A recent story by the New York Times told the tale of KC Tenants, a citywide tenant union in Kansas City. KC Tenants have been active in Kansas City politics lobbying for more tenant-friendly housing laws, and their protesting has been aggressive and, at times, disruptive. The rabble-rousing group has been known to show up at City Council meetings. They even logged onto virtual court hearings during 2020 and tried to halt evictions by continuously saying, “Every eviction is an act of violence,” so judges and lawyers couldn’t hear each other.
Median U.S. rents were down in September by $22 from their July peak of $1,759, according to Realtor.com, but the figure is still a 7.8 percent increase from a year ago. Rents in some cities continue to surge by double-digits, such as in Chicago (where rents grew 24 percent annually), Boston (20 percent), and New York City (18 percent). Rising rents have led to a slew of tenant organizing, rent stabilization policies, and anger among renters dealing with inflation elsewhere.
The point of bringing this up is that if tenant organizations pay attention to multi-million-dollar compensation packages for real estate CEOs, especially in the multifamily sector, it could cause trouble. It’s not a stretch to imagine groups like KC Tenants who have gone so far as to chain themselves to courthouses in protest, zeroing in on real estate executives’ salaries. Multifamily operators nationwide may already be aware of this, as extravagant top executive salaries can be the type of bad press coverage that can drag their firms’ names through the mud.

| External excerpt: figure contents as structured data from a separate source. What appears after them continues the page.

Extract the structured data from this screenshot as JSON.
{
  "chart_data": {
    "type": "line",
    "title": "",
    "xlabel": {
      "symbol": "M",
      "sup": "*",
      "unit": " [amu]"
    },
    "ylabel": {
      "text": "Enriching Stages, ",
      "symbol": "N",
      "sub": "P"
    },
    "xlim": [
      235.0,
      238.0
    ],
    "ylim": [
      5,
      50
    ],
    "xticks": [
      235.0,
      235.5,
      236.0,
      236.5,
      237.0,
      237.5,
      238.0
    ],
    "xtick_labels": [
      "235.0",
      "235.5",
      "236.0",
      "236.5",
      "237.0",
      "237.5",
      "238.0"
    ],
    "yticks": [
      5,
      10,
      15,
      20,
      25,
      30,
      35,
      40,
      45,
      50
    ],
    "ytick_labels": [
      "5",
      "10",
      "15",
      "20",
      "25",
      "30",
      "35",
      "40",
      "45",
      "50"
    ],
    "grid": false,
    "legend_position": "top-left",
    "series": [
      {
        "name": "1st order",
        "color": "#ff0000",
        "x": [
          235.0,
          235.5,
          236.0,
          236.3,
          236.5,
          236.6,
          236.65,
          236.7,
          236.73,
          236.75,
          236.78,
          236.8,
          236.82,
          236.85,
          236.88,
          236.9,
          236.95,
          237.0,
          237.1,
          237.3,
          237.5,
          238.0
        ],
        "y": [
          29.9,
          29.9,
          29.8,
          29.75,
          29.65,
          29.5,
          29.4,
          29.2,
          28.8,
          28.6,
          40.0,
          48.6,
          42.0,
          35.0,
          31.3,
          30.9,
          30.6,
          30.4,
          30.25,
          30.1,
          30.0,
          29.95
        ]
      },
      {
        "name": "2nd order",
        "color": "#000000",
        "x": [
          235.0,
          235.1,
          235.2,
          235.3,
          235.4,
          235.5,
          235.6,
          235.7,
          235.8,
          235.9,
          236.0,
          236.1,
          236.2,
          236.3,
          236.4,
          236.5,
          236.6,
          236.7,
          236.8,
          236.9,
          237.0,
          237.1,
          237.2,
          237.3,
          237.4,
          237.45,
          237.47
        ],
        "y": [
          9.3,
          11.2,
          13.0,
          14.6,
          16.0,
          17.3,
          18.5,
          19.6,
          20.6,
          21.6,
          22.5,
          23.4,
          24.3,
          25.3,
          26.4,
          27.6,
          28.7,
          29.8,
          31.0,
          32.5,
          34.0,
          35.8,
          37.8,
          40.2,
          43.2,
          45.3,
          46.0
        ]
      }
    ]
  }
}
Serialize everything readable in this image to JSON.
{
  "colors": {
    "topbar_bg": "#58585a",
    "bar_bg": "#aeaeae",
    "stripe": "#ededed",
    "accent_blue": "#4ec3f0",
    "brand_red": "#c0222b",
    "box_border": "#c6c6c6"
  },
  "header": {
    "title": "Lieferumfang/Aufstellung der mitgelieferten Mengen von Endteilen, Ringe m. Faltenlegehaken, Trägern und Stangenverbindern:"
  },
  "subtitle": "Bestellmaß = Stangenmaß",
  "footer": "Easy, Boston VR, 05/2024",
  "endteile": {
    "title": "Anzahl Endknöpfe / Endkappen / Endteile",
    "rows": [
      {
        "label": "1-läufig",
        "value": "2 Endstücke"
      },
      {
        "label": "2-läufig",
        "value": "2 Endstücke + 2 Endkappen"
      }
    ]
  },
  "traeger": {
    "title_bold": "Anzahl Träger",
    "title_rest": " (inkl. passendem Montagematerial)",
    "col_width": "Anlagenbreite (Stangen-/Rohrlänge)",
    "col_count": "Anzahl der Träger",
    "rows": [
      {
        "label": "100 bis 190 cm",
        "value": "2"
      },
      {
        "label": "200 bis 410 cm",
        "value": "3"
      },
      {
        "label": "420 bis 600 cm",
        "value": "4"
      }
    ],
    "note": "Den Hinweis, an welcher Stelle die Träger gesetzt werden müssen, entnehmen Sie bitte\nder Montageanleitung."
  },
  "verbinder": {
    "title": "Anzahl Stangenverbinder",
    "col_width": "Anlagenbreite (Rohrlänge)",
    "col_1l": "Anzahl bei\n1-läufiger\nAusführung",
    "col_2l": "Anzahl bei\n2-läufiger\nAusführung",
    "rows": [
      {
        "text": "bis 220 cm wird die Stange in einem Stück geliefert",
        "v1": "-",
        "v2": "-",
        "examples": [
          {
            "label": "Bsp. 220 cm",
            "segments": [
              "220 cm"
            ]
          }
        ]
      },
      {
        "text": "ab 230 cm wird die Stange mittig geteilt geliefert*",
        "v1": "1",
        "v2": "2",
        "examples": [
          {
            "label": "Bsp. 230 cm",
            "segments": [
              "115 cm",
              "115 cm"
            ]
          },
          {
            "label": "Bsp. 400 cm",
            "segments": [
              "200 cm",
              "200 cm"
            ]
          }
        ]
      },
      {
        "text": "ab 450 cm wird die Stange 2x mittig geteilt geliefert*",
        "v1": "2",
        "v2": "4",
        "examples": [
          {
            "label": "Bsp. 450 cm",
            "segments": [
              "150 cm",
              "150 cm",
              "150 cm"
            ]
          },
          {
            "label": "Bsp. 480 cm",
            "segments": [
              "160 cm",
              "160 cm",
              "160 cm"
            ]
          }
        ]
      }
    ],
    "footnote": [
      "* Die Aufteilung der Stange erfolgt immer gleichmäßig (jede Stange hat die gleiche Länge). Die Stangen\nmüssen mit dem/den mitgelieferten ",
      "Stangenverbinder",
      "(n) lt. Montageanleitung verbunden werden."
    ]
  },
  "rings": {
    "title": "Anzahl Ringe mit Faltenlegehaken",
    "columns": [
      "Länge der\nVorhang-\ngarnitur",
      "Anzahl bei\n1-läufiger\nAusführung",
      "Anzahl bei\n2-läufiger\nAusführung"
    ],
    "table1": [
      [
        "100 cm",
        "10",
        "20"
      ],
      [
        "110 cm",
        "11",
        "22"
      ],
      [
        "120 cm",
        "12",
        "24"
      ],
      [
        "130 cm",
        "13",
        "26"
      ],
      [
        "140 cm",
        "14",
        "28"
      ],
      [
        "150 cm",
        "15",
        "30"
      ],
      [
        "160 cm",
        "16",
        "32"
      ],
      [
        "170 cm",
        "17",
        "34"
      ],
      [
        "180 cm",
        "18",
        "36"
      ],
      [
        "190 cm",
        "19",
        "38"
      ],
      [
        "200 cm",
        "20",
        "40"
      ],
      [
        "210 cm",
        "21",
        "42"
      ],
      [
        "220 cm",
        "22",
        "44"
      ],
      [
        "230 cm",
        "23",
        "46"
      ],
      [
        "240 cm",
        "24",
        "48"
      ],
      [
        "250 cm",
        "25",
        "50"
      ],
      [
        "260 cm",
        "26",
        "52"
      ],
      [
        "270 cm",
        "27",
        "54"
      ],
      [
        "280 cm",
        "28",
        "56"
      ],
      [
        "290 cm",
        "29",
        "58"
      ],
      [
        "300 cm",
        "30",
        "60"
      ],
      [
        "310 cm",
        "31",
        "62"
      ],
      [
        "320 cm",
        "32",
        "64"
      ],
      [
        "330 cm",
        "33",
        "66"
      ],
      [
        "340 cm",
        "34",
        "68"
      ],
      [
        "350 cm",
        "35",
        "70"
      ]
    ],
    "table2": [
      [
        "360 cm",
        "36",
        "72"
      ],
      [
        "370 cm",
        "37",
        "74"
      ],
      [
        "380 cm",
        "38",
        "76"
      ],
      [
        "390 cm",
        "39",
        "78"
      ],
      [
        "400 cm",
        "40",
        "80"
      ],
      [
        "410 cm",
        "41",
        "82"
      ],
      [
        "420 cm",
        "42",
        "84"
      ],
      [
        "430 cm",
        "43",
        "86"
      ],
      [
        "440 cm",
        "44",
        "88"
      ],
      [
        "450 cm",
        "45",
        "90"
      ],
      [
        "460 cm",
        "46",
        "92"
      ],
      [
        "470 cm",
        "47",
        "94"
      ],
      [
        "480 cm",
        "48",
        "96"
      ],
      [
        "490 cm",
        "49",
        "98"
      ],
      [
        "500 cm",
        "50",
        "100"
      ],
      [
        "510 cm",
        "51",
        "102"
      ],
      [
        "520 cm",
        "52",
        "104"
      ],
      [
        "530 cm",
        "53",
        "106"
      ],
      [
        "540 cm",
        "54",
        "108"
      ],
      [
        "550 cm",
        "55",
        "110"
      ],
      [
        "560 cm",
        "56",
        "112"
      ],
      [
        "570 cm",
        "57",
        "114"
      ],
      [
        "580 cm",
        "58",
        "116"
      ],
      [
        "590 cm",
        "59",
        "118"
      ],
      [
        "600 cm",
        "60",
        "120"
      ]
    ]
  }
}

In the eternal battle of Wall Street versus Main Street, CEO compensation has become a heated political issue and something that won’t die down anytime soon. Traditionally, real estate executives have flown under the radar compared to CEOs of other companies like big banks and tech firms. Most real estate executives don’t make as much compared to some of America’s most filthy rich top execs, and names like Marc Holliday of SL Green are only familiar to professionals in the real estate industry.
But as the housing crisis continues to intensify, not all real estate executives may get a pass. The pernicious effects of income inequality may be a pivotal contributor to America’s toxic politics, and lavish CEO salaries in any industry, including real estate, can become a focal point for protest and controversy at any time. The real estate firms who realize this threat and possibly rein in exorbitant executive compensation may be able to head off PR damage now before a rash of bad headlines or disruptive protesting targets them.